Потом Никифор Палыч разрезал гуся — умело, на ровные куски, выложил на большое блюдо, обложил яблоками и черносливом, полил вытопившимся соком. Хозяйка подала к нему отварную картошку, моченую бруснику, квашеную капусту.

Мы ели.

И это был, пожалуй, лучший ужин в моей жизни — в обеих. Гусь таял во рту, корочка хрустела, яблоки давали кислинку, которая резала жирность, чернослив — сладость. Картошка, брусника, капуста — всё ложилось одно к одному. Водка Салтыкова шла под это идеально.

— Никифор Палыч, — сказал Салтыков, отложив вилку, — я ел гуся в лучших ресторанах Москвы. У вас намного лучше.

— Благодарю, Дмитрий Алексеевич, — спокойно ответил Никифор Палыч. — В ресторанах гуся готовят за деньги. А я приготовил для своих. Это разное.

«Для своих». Он сказал это просто, не задумываясь. И я понял, что за этим столом — в чужой деревне, за четыреста километров от дома, в метель — собрались действительно свои. Салтыков, Паша, Никифор Палыч. Прохор Гаврилыч с хозяйкой. И где-то на том берегу озера — старик, который к утру, может быть, тоже станет своим.

Команда. Род. Не по крови, а по выбору.

— За что пьём? — спросил Паша, поднимая рюмку.

Салтыков подумал.

— За продолжателей рода, — сказал он, глядя на меня. — И за тех, кто возвращается.

Мы выпили.

Ночевали у Прохора Гаврилыча.

Дом был большой — старый, крепкий, пятистенок. Хозяйка постелила нам в горнице: мне и Паше на кроватях, Салтыкову на широкой лавке у печи, Никифору Палычу — на отдельной кровати в боковой комнатке, «старику тепло нужно».

Я лежал в темноте, слушал, как за окном воет метель, как потрескивают в печи догорающие угли. Паша на соседней кровати уснул сразу — намотался за день. Салтыков у печи сначала ворочался, потом затих.

А мне не спалось.

Я думал о завтрашнем дне. О старике на том берегу. О том, что если он скажет «да» то наконец то у нас будет Совет. Пятеро. И тогда мы сможем созвать его, предъявить запись Дениса Шуйского, и по статье 11.4 потребовать признать долг ничтожным, а Шуйских — обязать к тройной компенсации.

Но это «если». Восемьдесят процентов — не сто.

А до восемнадцатого ноября оставалось шесть дней.

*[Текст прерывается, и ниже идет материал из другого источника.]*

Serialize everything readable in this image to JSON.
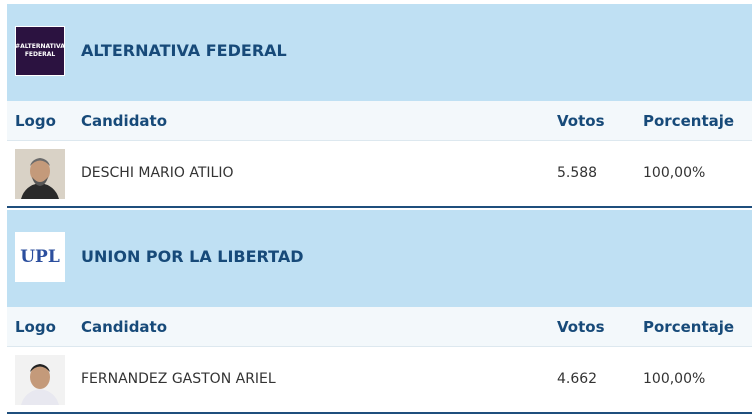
{
  "blocks": [
    {
      "logo_text": "#ALTERNATIVA FEDERAL",
      "party": "ALTERNATIVA FEDERAL",
      "columns": [
        "Logo",
        "Candidato",
        "Votos",
        "Porcentaje"
      ],
      "rows": [
        [
          "DESCHI MARIO ATILIO",
          "5.588",
          "100,00%"
        ]
      ]
    },
    {
      "logo_text": "UPL",
      "party": "UNION POR LA LIBERTAD",
      "columns": [
        "Logo",
        "Candidato",
        "Votos",
        "Porcentaje"
      ],
      "rows": [
        [
          "FERNANDEZ GASTON ARIEL",
          "4.662",
          "100,00%"
        ]
      ]
    }
  ]
}
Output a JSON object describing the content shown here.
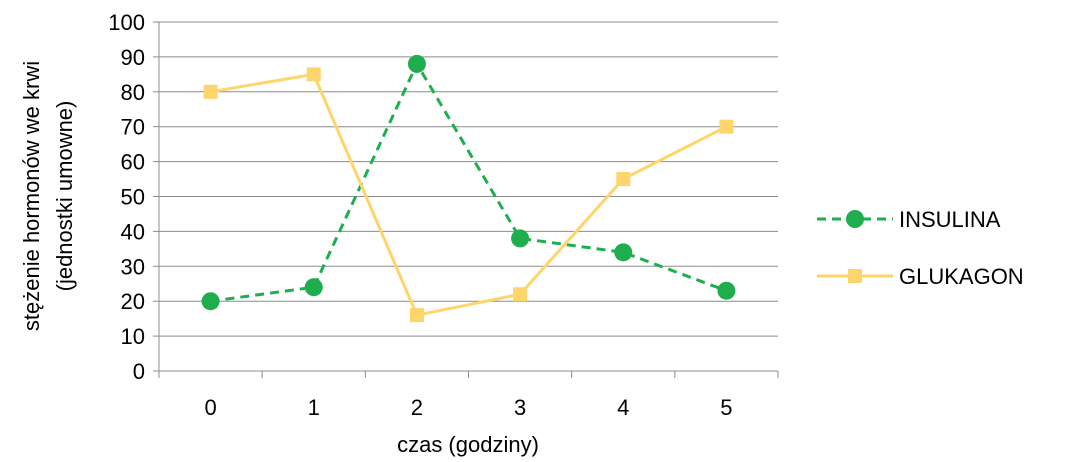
{
  "chart_data": {
    "type": "line",
    "categories": [
      "0",
      "1",
      "2",
      "3",
      "4",
      "5"
    ],
    "series": [
      {
        "name": "INSULINA",
        "values": [
          20,
          24,
          88,
          38,
          34,
          23
        ],
        "color": "#1fae4d",
        "line_style": "dashed",
        "marker": "circle"
      },
      {
        "name": "GLUKAGON",
        "values": [
          80,
          85,
          16,
          22,
          55,
          70
        ],
        "color": "#fdd56b",
        "line_style": "solid",
        "marker": "square"
      }
    ],
    "xlabel": "czas (godziny)",
    "ylabel_lines": [
      "stężenie hormonów we krwi",
      "(jednostki umowne)"
    ],
    "ylim": [
      0,
      100
    ],
    "yticks": [
      "0",
      "10",
      "20",
      "30",
      "40",
      "50",
      "60",
      "70",
      "80",
      "90",
      "100"
    ],
    "grid": "horizontal",
    "legend_position": "right"
  }
}
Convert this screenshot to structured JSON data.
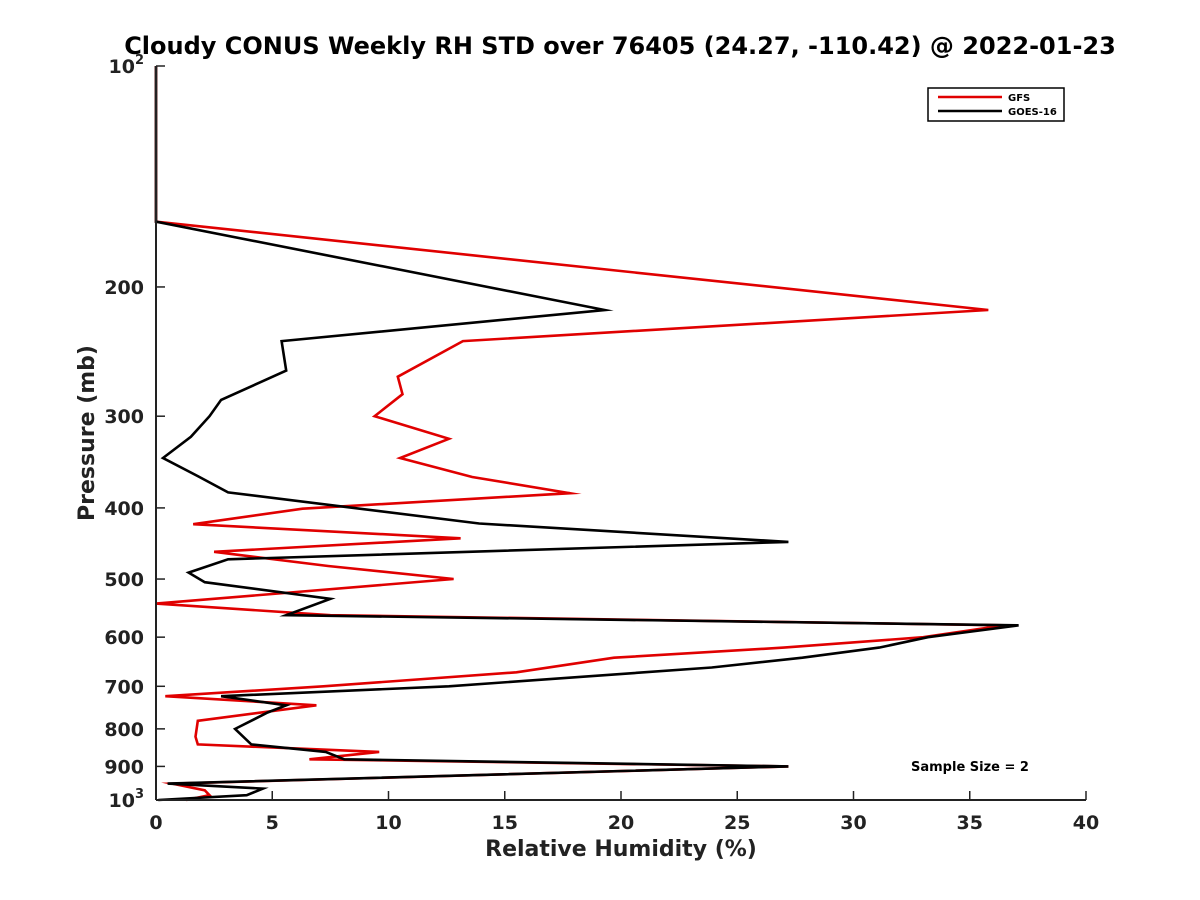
{
  "chart_data": {
    "type": "line",
    "title": "Cloudy CONUS Weekly RH STD over 76405 (24.27, -110.42) @ 2022-01-23",
    "xlabel": "Relative Humidity (%)",
    "ylabel": "Pressure (mb)",
    "xlim": [
      0,
      40
    ],
    "ylim": [
      100,
      1000
    ],
    "yscale": "log",
    "y_reversed": true,
    "grid": false,
    "legend_position": "top-right",
    "x_ticks": [
      {
        "value": 0,
        "label": "0"
      },
      {
        "value": 5,
        "label": "5"
      },
      {
        "value": 10,
        "label": "10"
      },
      {
        "value": 15,
        "label": "15"
      },
      {
        "value": 20,
        "label": "20"
      },
      {
        "value": 25,
        "label": "25"
      },
      {
        "value": 30,
        "label": "30"
      },
      {
        "value": 35,
        "label": "35"
      },
      {
        "value": 40,
        "label": "40"
      }
    ],
    "y_ticks": [
      {
        "value": 100,
        "label": "10",
        "sup": "2"
      },
      {
        "value": 200,
        "label": "200"
      },
      {
        "value": 300,
        "label": "300"
      },
      {
        "value": 400,
        "label": "400"
      },
      {
        "value": 500,
        "label": "500"
      },
      {
        "value": 600,
        "label": "600"
      },
      {
        "value": 700,
        "label": "700"
      },
      {
        "value": 800,
        "label": "800"
      },
      {
        "value": 900,
        "label": "900"
      },
      {
        "value": 1000,
        "label": "10",
        "sup": "3"
      }
    ],
    "series": [
      {
        "name": "GFS",
        "color": "#e00000",
        "x": [
          0,
          0,
          0,
          35.8,
          13.2,
          10.4,
          10.6,
          9.4,
          12.6,
          10.5,
          13.6,
          17.8,
          6.3,
          1.6,
          13.1,
          2.5,
          7.4,
          12.8,
          0,
          7.5,
          36.5,
          33,
          27,
          19.7,
          15.5,
          7.2,
          0.4,
          6.9,
          1.8,
          1.7,
          1.8,
          9.6,
          6.6,
          27.2,
          0.7,
          2.1,
          2.3,
          1.3
        ],
        "y": [
          100,
          130,
          163,
          215,
          237,
          265,
          280,
          300,
          322,
          342,
          363,
          382,
          401,
          421,
          440,
          459,
          480,
          500,
          540,
          560,
          578,
          600,
          620,
          640,
          670,
          700,
          722,
          743,
          780,
          820,
          840,
          860,
          880,
          900,
          950,
          970,
          985,
          1000
        ]
      },
      {
        "name": "GOES-16",
        "color": "#000000",
        "x": [
          0,
          0,
          0,
          19.3,
          5.4,
          5.6,
          2.8,
          2.3,
          1.5,
          0.3,
          1.8,
          3.1,
          13.9,
          27.2,
          3.1,
          1.4,
          2.1,
          7.5,
          5.6,
          37.1,
          33.2,
          31.1,
          27.8,
          23.9,
          12.6,
          2.8,
          5.6,
          4.8,
          3.4,
          4.1,
          7.3,
          8.1,
          27.2,
          0.5,
          4.6,
          3.9,
          0.1
        ],
        "y": [
          100,
          130,
          163,
          215,
          237,
          260,
          285,
          300,
          320,
          342,
          362,
          381,
          420,
          445,
          470,
          490,
          505,
          532,
          560,
          578,
          600,
          620,
          640,
          660,
          700,
          722,
          743,
          760,
          800,
          840,
          860,
          880,
          900,
          950,
          965,
          985,
          1000
        ]
      }
    ],
    "legend": [
      {
        "name": "GFS",
        "color": "#e00000"
      },
      {
        "name": "GOES-16",
        "color": "#000000"
      }
    ],
    "annotation": "Sample Size = 2"
  }
}
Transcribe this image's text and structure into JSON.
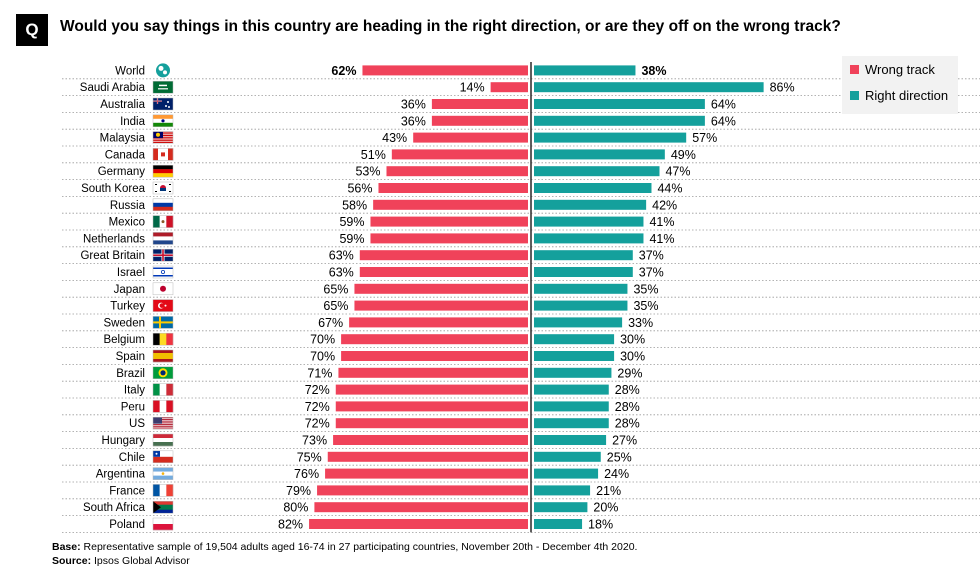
{
  "question_badge": "Q",
  "title": "Would you say things in this country are heading in the right direction, or are they off on the wrong track?",
  "colors": {
    "wrong": "#f0425a",
    "right": "#14a09c",
    "divider": "#1a1a1a",
    "row_line": "#9a9a9a",
    "legend_bg": "#f2f2f2"
  },
  "legend": [
    {
      "label": "Wrong track",
      "color": "#f0425a"
    },
    {
      "label": "Right direction",
      "color": "#14a09c"
    }
  ],
  "chart_data": {
    "type": "bar",
    "orientation": "horizontal-diverging",
    "categories": [
      "World",
      "Saudi Arabia",
      "Australia",
      "India",
      "Malaysia",
      "Canada",
      "Germany",
      "South Korea",
      "Russia",
      "Mexico",
      "Netherlands",
      "Great Britain",
      "Israel",
      "Japan",
      "Turkey",
      "Sweden",
      "Belgium",
      "Spain",
      "Brazil",
      "Italy",
      "Peru",
      "US",
      "Hungary",
      "Chile",
      "Argentina",
      "France",
      "South Africa",
      "Poland"
    ],
    "series": [
      {
        "name": "Wrong track",
        "values": [
          62,
          14,
          36,
          36,
          43,
          51,
          53,
          56,
          58,
          59,
          59,
          63,
          63,
          65,
          65,
          67,
          70,
          70,
          71,
          72,
          72,
          72,
          73,
          75,
          76,
          79,
          80,
          82
        ]
      },
      {
        "name": "Right direction",
        "values": [
          38,
          86,
          64,
          64,
          57,
          49,
          47,
          44,
          42,
          41,
          41,
          37,
          37,
          35,
          35,
          33,
          30,
          30,
          29,
          28,
          28,
          28,
          27,
          25,
          24,
          21,
          20,
          18
        ]
      }
    ],
    "value_suffix": "%",
    "legend_position": "top-right",
    "flags": [
      "globe",
      "saudi-arabia",
      "australia",
      "india",
      "malaysia",
      "canada",
      "germany",
      "south-korea",
      "russia",
      "mexico",
      "netherlands",
      "great-britain",
      "israel",
      "japan",
      "turkey",
      "sweden",
      "belgium",
      "spain",
      "brazil",
      "italy",
      "peru",
      "us",
      "hungary",
      "chile",
      "argentina",
      "france",
      "south-africa",
      "poland"
    ]
  },
  "notes": {
    "base_label": "Base:",
    "base_text": "Representative sample of 19,504 adults aged 16-74 in 27 participating countries, November 20th - December 4th 2020.",
    "source_label": "Source:",
    "source_text": "Ipsos Global Advisor"
  }
}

Я лежал и считал в уме — как привык. Если Безухов согласится завтра — это двенадцатое. Значит, на созыв Совета, на подготовку, на саму процедуру останется шесть дней. Мало. Очень мало. Совет не собирался тридцать три года. Никто из нас не знает в точности, как его созывать, какова процедура, что нужно. «Уложение» описывает Совет, но описывает старым языком, и многое неясно.

Я ворочался. Считал. Не мог уснуть.

Потом — в темноте — раздался голос Салтыкова. Тихий, от печи.

— Не спишь?

— Не сплю.

— Считаешь?

— Считаю.

— Дни до восемнадцатого?

— Их самых.

Салтыков помолчал.

— Я тоже, — сказал он. — Слушай, Арсений. Я тебе не говорил, но… процедуру созыва Совета я знаю. Дед научил. На всякий случай, говорил, — вдруг придётся. Я думал, не придётся никогда. А вот — пригодилось.

Я приподнялся на локте.

— А я тут из переживался?

— Да не переживай, знаю я всё. Где собирать, как объявлять, какие слова говорить, что должно быть. Дед меня заставил выучить наизусть, когда мне было пятнадцать. Я тогда не понимал зачем. Бубнил, злился. А он говорил: «Дима, ты последний, кто это будет знать. Если не ты — то никто. А знание, которое умирает, — это хуже, чем смерть».

— И ты помнишь?

— Помню. Каждое слово. — Салтыков сел на лавке, я слышал в темноте. — Дед хорошо учил. Жёстко. Зато намертво.

Я выдохнул. Что-то отпустило в груди.

— Это меняет всё, — сказал я. — Если ты знаешь процедуру — мы успеем. Шесть дней хватит.

— Хватит, — сказал Салтыков. — Если Безухов согласится. Без пятого Совет неполный. Четыре рода — это не Совет, это посиделки. Нужно пять стихий: земля, огонь, вода, воздух и… — он помолчал, — …и пятая. Любая. Для кворума. Безухов — вторая земля. Он закрывает кворум.

— А если он откажется? Можно найти другого?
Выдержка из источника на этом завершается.